Quelles sont ses caractéristiques justement ?

J’ai une cliente qui a passé neuf entretiens avant d’être recrutée comme cadre supérieure 

Le retour à un emploi est long. Pour un cadre, il faut compter en moyenne 4,5 mois entre un premier entretien en cabinet de recrutement et la signature d’un contrat. De fait, les procédures de recrutement se sont allongées. Les entreprises se sont dotées d’organisations matricielles. Aussi le nombre d’interlocuteurs s’est multiplié pour avaliser l’embauche d’un cadre : RH, patron fonctionnel, opérationnel, directeur de la business unit situé parfois à l’étranger…. Au point d’arriver à des aberrations : j’ai une cliente qui a passé neuf entretiens avant d’être recrutée comme cadre supérieure. D’où des situations stressantes.

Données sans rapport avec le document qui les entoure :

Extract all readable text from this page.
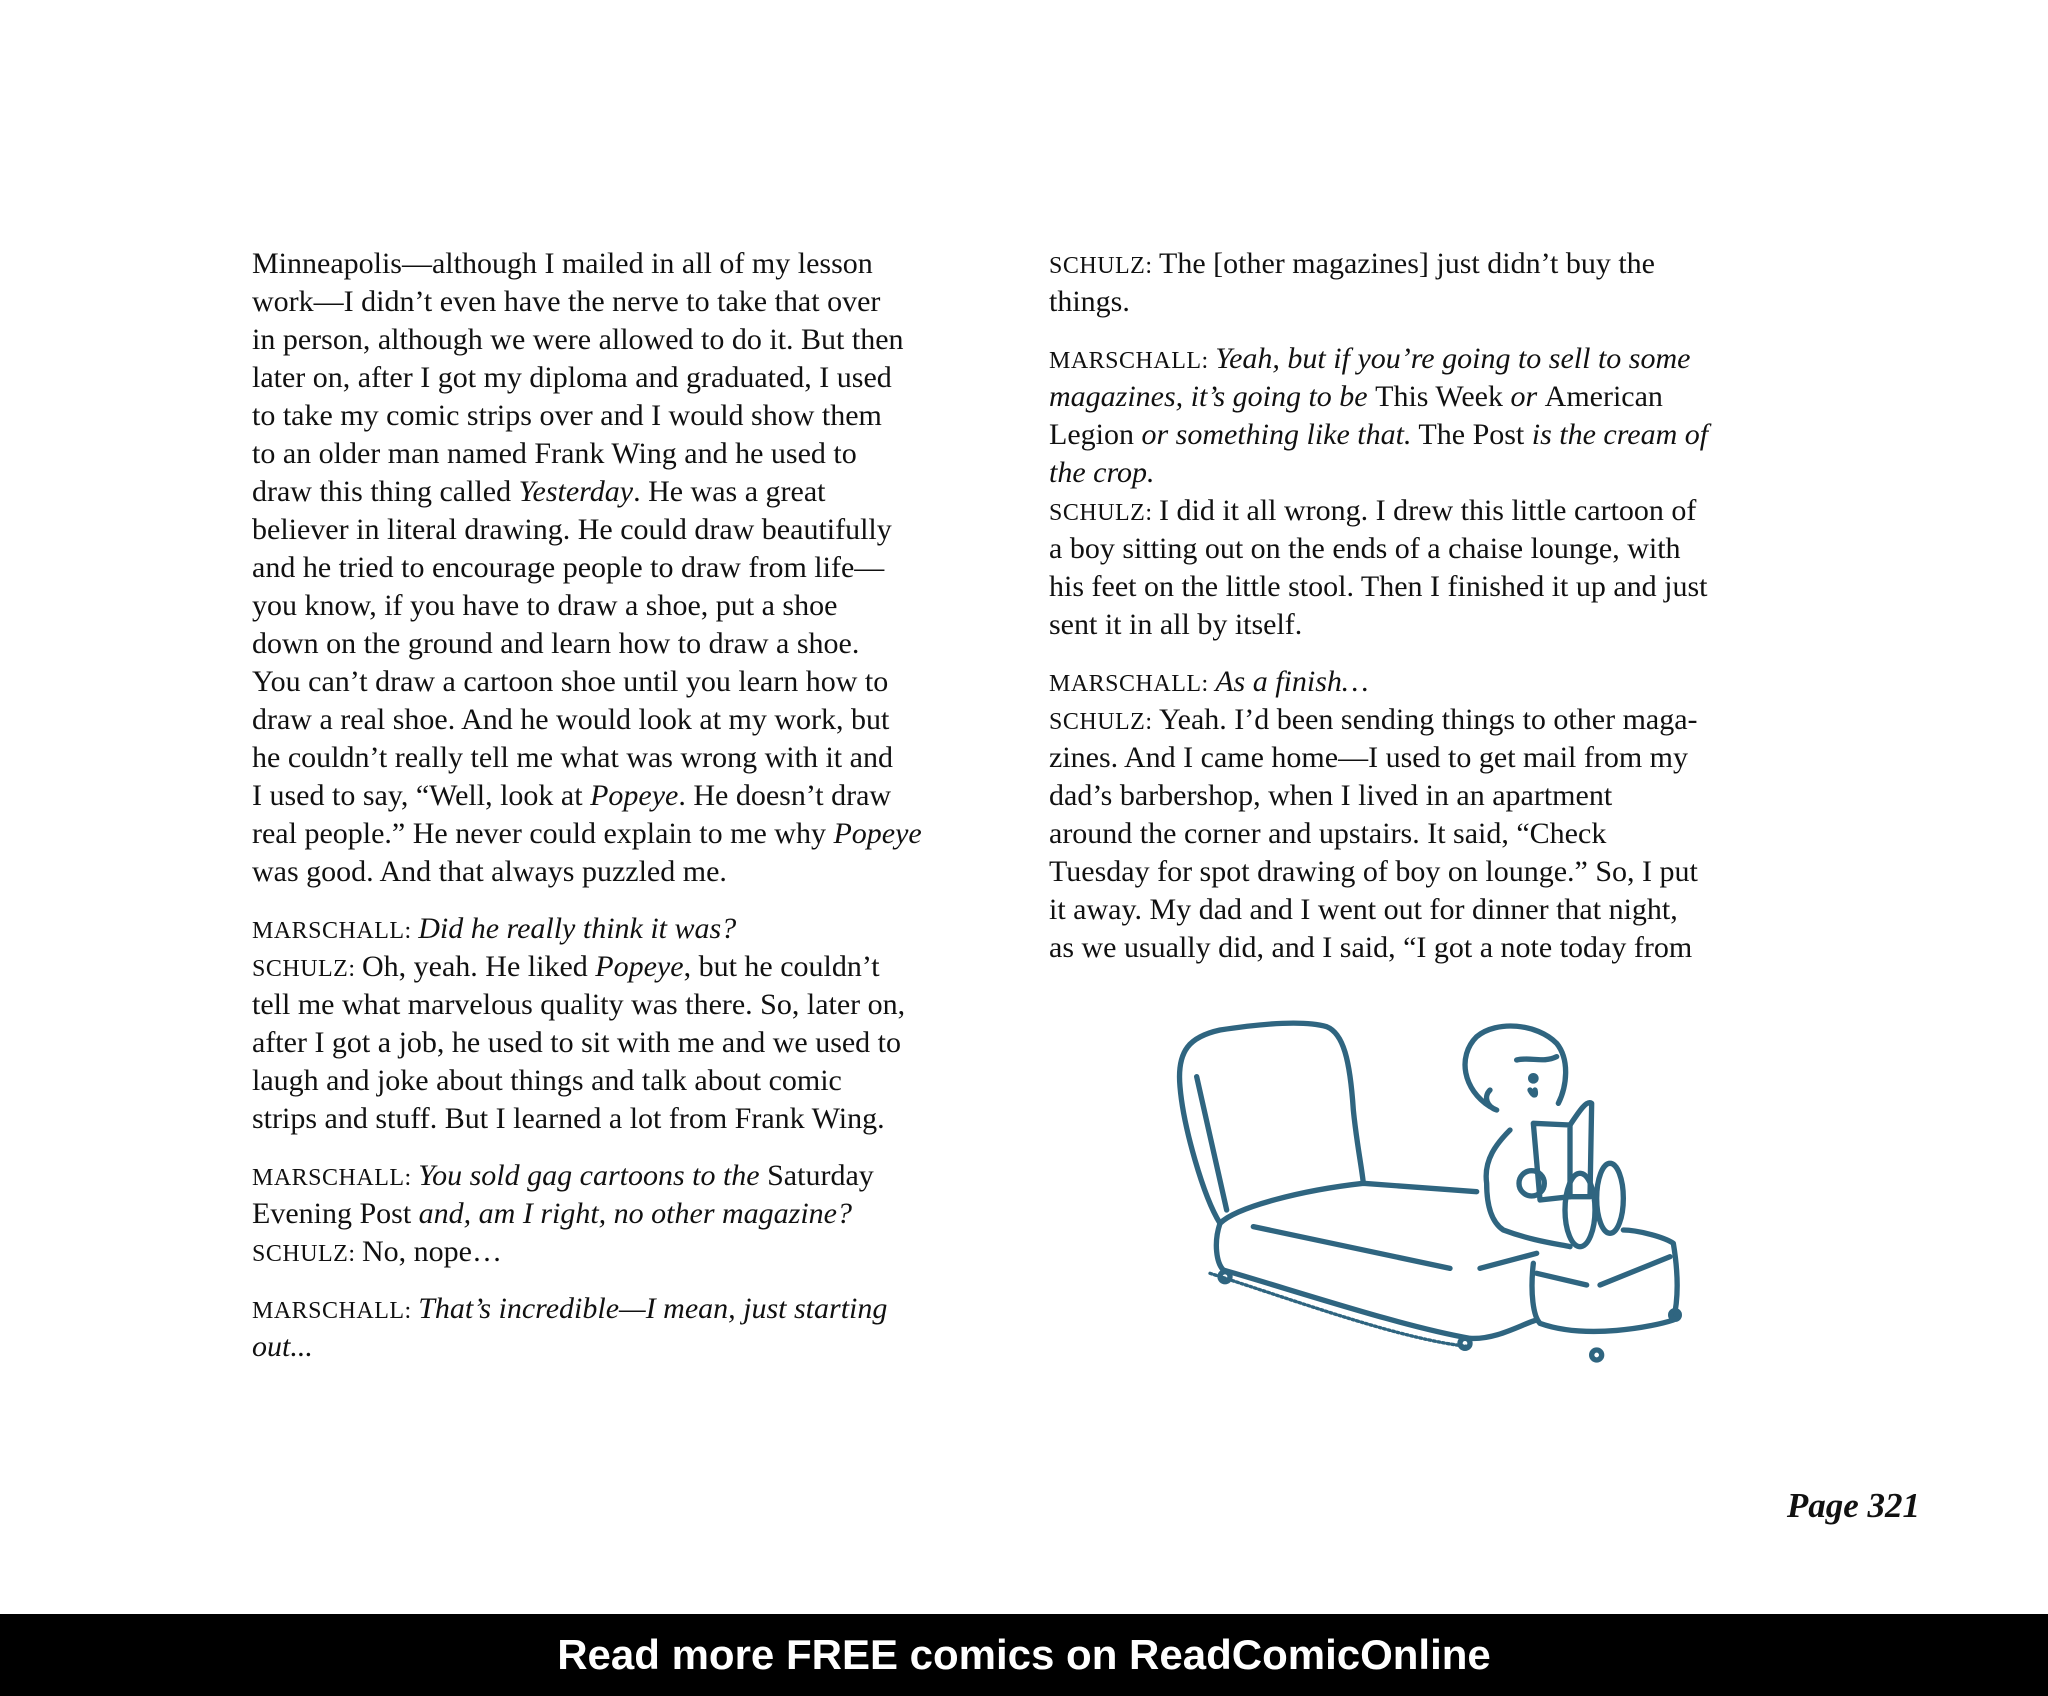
Minneapolis—although I mailed in all of my lesson
work—I didn’t even have the nerve to take that over
in person, although we were allowed to do it. But then
later on, after I got my diploma and graduated, I used
to take my comic strips over and I would show them
to an older man named Frank Wing and he used to
draw this thing called Yesterday. He was a great
believer in literal drawing. He could draw beautifully
and he tried to encourage people to draw from life—
you know, if you have to draw a shoe, put a shoe
down on the ground and learn how to draw a shoe.
You can’t draw a cartoon shoe until you learn how to
draw a real shoe. And he would look at my work, but
he couldn’t really tell me what was wrong with it and
I used to say, “Well, look at Popeye. He doesn’t draw
real people.” He never could explain to me why Popeye
was good. And that always puzzled me.
MARSCHALL: Did he really think it was?
SCHULZ: Oh, yeah. He liked Popeye, but he couldn’t
tell me what marvelous quality was there. So, later on,
after I got a job, he used to sit with me and we used to
laugh and joke about things and talk about comic
strips and stuff. But I learned a lot from Frank Wing.
MARSCHALL: You sold gag cartoons to the Saturday
Evening Post and, am I right, no other magazine?
SCHULZ: No, nope…
MARSCHALL: That’s incredible—I mean, just starting
out...
SCHULZ: The [other magazines] just didn’t buy the
things.
MARSCHALL: Yeah, but if you’re going to sell to some
magazines, it’s going to be This Week or American
Legion or something like that. The Post is the cream of
the crop.
SCHULZ: I did it all wrong. I drew this little cartoon of
a boy sitting out on the ends of a chaise lounge, with
his feet on the little stool. Then I finished it up and just
sent it in all by itself.
MARSCHALL: As a finish…
SCHULZ: Yeah. I’d been sending things to other maga-
zines. And I came home—I used to get mail from my
dad’s barbershop, when I lived in an apartment
around the corner and upstairs. It said, “Check
Tuesday for spot drawing of boy on lounge.” So, I put
it away. My dad and I went out for dinner that night,
as we usually did, and I said, “I got a note today from
Page 321
Read more FREE comics on ReadComicOnline
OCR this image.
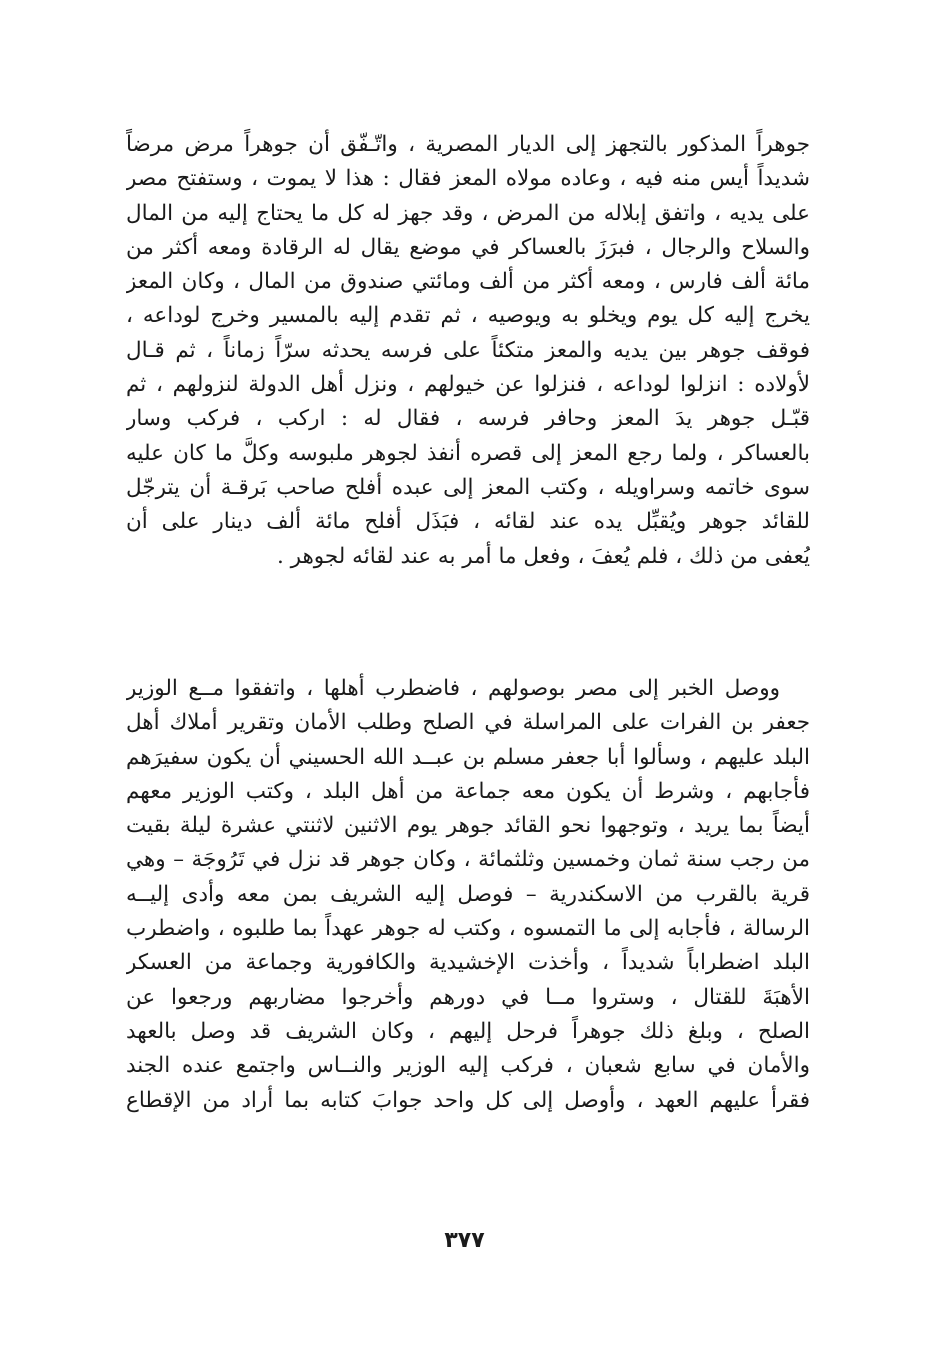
جوهراً المذكور بالتجهز إلى الديار المصرية ، واتّـفّق أن جوهراً مرض مرضاً
شديداً أيس منه فيه ، وعاده مولاه المعز فقال : هذا لا يموت ، وستفتح مصر
على يديه ، واتفق إبلاله من المرض ، وقد جهز له كل ما يحتاج إليه من المال
والسلاح والرجال ، فبرَزَ بالعساكر في موضع يقال له الرقادة ومعه أكثر من
مائة ألف فارس ، ومعه أكثر من ألف ومائتي صندوق من المال ، وكان المعز
يخرج إليه كل يوم ويخلو به ويوصيه ، ثم تقدم إليه بالمسير وخرج لوداعه ،
فوقف جوهر بين يديه والمعز متكئاً على فرسه يحدثه سرّاً زماناً ، ثم قـال
لأولاده : انزلوا لوداعه ، فنزلوا عن خيولهم ، ونزل أهل الدولة لنزولهم ، ثم
قبّـل جوهر يدَ المعز وحافر فرسه ، فقال له : اركب ، فركب وسار
بالعساكر ، ولما رجع المعز إلى قصره أنفذ لجوهر ملبوسه وكلَّ ما كان عليه
سوى خاتمه وسراويله ، وكتب المعز إلى عبده أفلح صاحب بَرقـة أن يترجّل
للقائد جوهر ويُقبِّل يده عند لقائه ، فبَذَل أفلح مائة ألف دينار على أن
يُعفى من ذلك ، فلم يُعفَ ، وفعل ما أمر به عند لقائه لجوهر .
ووصل الخبر إلى مصر بوصولهم ، فاضطرب أهلها ، واتفقوا مــع الوزير
جعفر بن الفرات على المراسلة في الصلح وطلب الأمان وتقرير أملاك أهل
البلد عليهم ، وسألوا أبا جعفر مسلم بن عبــد الله الحسيني أن يكون سفيرَهم
فأجابهم ، وشرط أن يكون معه جماعة من أهل البلد ، وكتب الوزير معهم
أيضاً بما يريد ، وتوجهوا نحو القائد جوهر يوم الاثنين لاثنتي عشرة ليلة بقيت
من رجب سنة ثمان وخمسين وثلثمائة ، وكان جوهر قد نزل في تَرُوجَة – وهي
قرية بالقرب من الاسكندرية – فوصل إليه الشريف بمن معه وأدى إليــه
الرسالة ، فأجابه إلى ما التمسوه ، وكتب له جوهر عهداً بما طلبوه ، واضطرب
البلد اضطراباً شديداً ، وأخذت الإخشيدية والكافورية وجماعة من العسكر
الأهبَةَ للقتال ، وستروا مــا في دورهم وأخرجوا مضاربهم ورجعوا عن
الصلح ، وبلغ ذلك جوهراً فرحل إليهم ، وكان الشريف قد وصل بالعهد
والأمان في سابع شعبان ، فركب إليه الوزير والنــاس واجتمع عنده الجند
فقرأ عليهم العهد ، وأوصل إلى كل واحد جوابَ كتابه بما أراد من الإقطاع
٣٧٧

D’autant qu’une fois dehors, les cadres sont fragilisés. Ils ont 15 ans de maison, ils se sont donnés et n’ont pas tous fait le deuil de leur activité. Difficile dans ces conditions de rebondir. La première étape est de reprendre du poil de la bête avant de repartir. Pas sûr que la nouvelle dégressivité puisse permettre ce travail de reconstruction.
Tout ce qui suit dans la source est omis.